It’s not every day that I find myself aligning with the views of Stephen ‘The Kouk’ Koukoulas.
He is a bit of a legend in the Australian economics scene, having worked for the Commonwealth Bank, TD Securities, and Citibank, among other big-name institutions.
He also worked as an economic advisor to former Prime Minister Julia Gillard.
Late last year, he took part in ‘The Great Housing Debate’ with Coolabah Capital’s Chris Joye.
During the debate, The Kouk forecast that Australian dwelling values would only decline 7% peak-to-trough on the back of a lift in Australia’s official cash rate to 3%:
‘Peak to trough is minus 7%…That assumes 300 basis points of rate hikes from the RBA…So a 7% decline…My 7% fall is basically linked to Sydney and Melbourne doing a little worse than the average…So minus 7%. It will probably occur in the middle parts of 2023 to the latter part of 2023.’

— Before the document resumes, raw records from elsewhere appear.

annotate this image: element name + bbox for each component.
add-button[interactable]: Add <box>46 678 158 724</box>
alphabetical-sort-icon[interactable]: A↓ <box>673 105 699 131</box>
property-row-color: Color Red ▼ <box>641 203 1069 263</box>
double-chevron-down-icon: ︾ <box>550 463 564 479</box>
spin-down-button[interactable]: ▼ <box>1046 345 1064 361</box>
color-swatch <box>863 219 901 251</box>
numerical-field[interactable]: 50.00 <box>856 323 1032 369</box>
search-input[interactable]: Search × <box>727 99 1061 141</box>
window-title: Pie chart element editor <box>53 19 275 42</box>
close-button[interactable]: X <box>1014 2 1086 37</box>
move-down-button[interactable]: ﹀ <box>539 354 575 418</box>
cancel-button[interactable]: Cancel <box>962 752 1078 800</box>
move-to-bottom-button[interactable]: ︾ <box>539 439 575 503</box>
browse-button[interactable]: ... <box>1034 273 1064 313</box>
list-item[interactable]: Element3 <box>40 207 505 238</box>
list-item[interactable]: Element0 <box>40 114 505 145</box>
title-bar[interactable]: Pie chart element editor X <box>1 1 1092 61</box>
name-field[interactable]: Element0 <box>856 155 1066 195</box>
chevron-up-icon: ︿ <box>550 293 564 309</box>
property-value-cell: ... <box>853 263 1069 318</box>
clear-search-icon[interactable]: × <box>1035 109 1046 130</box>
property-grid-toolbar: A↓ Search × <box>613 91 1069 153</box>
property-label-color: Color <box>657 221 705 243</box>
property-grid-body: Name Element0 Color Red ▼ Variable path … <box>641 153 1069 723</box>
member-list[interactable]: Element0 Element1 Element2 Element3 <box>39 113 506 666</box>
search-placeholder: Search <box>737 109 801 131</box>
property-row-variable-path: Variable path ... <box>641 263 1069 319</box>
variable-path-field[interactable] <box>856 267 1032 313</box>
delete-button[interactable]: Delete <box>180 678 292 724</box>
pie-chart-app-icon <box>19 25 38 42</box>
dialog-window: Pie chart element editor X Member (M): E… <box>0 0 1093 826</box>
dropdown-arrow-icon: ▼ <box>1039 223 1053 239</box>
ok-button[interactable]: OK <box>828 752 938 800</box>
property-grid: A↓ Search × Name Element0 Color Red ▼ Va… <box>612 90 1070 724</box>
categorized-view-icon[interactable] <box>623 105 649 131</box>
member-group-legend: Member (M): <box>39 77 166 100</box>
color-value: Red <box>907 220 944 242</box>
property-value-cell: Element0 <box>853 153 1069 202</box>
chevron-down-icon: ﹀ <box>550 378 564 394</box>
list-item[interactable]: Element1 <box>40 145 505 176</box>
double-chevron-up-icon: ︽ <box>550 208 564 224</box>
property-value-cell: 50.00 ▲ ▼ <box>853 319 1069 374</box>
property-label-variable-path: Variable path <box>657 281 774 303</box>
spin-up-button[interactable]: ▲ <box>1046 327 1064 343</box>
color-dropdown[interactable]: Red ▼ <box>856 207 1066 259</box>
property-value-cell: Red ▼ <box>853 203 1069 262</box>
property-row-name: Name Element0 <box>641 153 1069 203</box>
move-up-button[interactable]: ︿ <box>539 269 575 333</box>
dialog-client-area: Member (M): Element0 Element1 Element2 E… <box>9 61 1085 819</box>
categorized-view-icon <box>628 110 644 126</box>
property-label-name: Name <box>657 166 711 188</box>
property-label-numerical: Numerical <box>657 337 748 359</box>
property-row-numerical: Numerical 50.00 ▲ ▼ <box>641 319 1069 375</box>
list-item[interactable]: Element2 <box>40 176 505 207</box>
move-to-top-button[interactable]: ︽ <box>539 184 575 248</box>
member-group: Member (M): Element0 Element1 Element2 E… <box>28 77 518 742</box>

Joye, on the other hand, laid out one of the most extreme bear cases for the property market that was published in 2022…
‘We believe that after the first 100 basis points of RBA rate hikes…we forecast that house prices nationally would fall 15% to 25%. And I guess in contrast to Kouky, in our analysis and all of our research, by far the dominant influence on house prices is mortgage rates and purchasing power.’
Shortly following the debate, the property bears on Twitter hailed Joye as the winner.
Source: Twitter
Kouk’s response may have been a little extreme, but I would have sided with his bet at the time.
This is where things sit currently (to the end of February 2023):
Source: CoreLogic
The official cash rate is now 3.6%. Nationally, values are down 7.9% — with the most extreme falls felt in Sydney, where the median has fallen just more than 13.4%.